PURPOSE OF THE PROCESS
Understanding the risks while carrying out various activities is vital for the Trust to mitigate such risks. This process highlights the risks across various activities.
Risks are defined as “effect of uncertainty of objectives”. Risk management therefore involves the following:
❖ Identification of risks.
❖ Evaluation of risks.
❖ Prioritising the risks.
❖ Treating the risks with appropriate mitigation plan.
❖ Developing contingency plans if the risks surface after mitigation.
❖ Communicating the risk and mitigation plans.
❖ Monitoring the risk.
❖ Closing the risk (if it is resolved).
The risks are tracked in Risk Registers (refer Risk Register template).
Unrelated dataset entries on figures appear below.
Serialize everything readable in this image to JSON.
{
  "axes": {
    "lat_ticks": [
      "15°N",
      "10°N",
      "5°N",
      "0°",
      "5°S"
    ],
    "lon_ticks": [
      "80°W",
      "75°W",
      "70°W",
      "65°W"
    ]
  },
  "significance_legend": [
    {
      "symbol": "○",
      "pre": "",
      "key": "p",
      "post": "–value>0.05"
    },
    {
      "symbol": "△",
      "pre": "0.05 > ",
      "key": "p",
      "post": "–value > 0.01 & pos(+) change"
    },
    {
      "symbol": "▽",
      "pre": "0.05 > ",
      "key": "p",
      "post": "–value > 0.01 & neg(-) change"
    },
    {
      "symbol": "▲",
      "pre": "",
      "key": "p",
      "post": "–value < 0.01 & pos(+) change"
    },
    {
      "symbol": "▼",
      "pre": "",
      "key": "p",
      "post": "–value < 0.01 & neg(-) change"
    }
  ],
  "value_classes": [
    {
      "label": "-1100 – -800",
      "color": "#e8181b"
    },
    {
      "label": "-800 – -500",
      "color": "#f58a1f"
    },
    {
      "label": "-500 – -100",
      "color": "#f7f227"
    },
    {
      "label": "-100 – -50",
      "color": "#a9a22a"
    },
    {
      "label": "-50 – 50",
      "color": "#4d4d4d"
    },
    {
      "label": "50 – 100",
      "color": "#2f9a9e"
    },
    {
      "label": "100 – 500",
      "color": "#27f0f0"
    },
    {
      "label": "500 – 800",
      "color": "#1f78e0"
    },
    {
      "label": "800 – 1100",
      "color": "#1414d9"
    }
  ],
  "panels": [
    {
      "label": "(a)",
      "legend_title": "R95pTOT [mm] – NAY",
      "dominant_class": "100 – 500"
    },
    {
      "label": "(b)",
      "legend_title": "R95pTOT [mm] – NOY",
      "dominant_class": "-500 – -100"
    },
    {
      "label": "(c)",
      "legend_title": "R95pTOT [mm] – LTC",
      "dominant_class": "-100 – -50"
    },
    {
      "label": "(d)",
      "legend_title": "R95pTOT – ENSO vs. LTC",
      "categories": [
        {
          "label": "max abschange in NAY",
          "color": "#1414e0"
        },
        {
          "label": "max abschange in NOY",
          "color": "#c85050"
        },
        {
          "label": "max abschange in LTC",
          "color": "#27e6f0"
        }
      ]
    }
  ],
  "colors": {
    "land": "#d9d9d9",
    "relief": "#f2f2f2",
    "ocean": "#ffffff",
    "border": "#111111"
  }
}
A risk officer (to be identified) maintains the risk registers. The risk officer discusses the risks with the management team, cluster lead and other concerned personnels.
The source of the risks can be external or internal. While evaluating the risks, the risks can be classified as low, medium, high and very high. Currently, the evaluation of the risk level are arrived at based on the discussions with the management team rather than a scientific approach. Once the risks are evaluated, then they should be prioritised as rank 1 to 5, where rank 1 is of ‘high-priority’ and rank 5 is ‘low priority’.Then mitigation plans for the risks must be arrived at and communicated to the respective personnel to manage those risks. In addition, contingency plans must be readied if the mitigations fail. The risks will need to monitored and closed if they are resolved completely.
A Risk Register will be maintained for this purpose.